Models and Methods for Omni-channel Fulfillment

Abstract

Omni-channel retailing, the combination of online and traditional store channels, has led to the use of traditional stores as fulfillment centers for online orders. A key aspect of omni-channel fulfillment problems is the tradeoff between cancellations of accepted online orders and profits: a riskier fulfillment policy may result in more online sales but also more cancelled orders. In this dissertation, I will describe two approaches to the fulfillment problem cast generally as a stochastic optimization problem of setting inventory thresholds above which the online channel stays open. In the more traditional approach, we build a stochastic model of the process leading to order cancellations for a single item so that retailers may find inventory and fulfillment policies that effectively use this information along with shipping costs between various locations.

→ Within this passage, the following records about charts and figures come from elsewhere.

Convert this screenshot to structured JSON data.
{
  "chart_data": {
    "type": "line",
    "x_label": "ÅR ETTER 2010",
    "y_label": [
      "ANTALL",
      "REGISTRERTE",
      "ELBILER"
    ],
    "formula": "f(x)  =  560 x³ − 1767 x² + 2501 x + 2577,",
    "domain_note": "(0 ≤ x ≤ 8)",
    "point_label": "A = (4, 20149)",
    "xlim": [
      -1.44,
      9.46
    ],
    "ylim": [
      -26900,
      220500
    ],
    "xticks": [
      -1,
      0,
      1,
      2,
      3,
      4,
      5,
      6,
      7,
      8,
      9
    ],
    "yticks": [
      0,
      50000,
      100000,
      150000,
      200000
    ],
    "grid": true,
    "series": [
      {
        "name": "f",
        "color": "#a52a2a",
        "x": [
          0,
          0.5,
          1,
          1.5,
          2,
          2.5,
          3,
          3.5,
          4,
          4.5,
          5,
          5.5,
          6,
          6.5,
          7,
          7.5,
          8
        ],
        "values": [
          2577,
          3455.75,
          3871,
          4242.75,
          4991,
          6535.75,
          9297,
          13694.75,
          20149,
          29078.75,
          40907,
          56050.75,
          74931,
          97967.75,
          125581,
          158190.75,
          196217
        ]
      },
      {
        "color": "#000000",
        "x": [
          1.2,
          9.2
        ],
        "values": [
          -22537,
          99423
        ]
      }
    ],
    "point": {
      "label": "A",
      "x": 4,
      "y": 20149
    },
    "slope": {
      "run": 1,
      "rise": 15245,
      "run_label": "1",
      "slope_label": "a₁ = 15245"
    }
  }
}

We describe iterative algorithms based on Infinitesimal Perturbation Analysis (IPA) that converge to optimal and locally optimal policies within certain flexible policy classes for the multiple-location version of this model, and show their empirical performance on simulated data based on real data from a high-end North American retailer. In a more modern approach, we apply techniques from machine learning and discrete optimization to find fulfillment policies that perform well empirically at maximizing revenues subject to a constraint on cancellations across a large portfolio of items. Using the real data mentioned earlier, we build estimators that predict the cancellation probability and other features of incoming online orders. We formulate and solve an optimization problem based on these estimates to get a fulfillment policy in a separate second step. Then we investigate a joint estimation and optimization model based on a neural network to find both the generative parameters for our estimates as well as the policy that maximizes revenue while limiting cancellations. We show how both the separate and joint estimation and optimization models can be used to account for data truncation. The joint methods typically identify policies that more closely track target cancel rates than the separate estimation and optimization methods. For the joint method, we also custom built a neural network layer to efficiently solve the knapsack optimization problem central to our model and demonstrate substantial empirical improvement in running time and scalability over existing methods.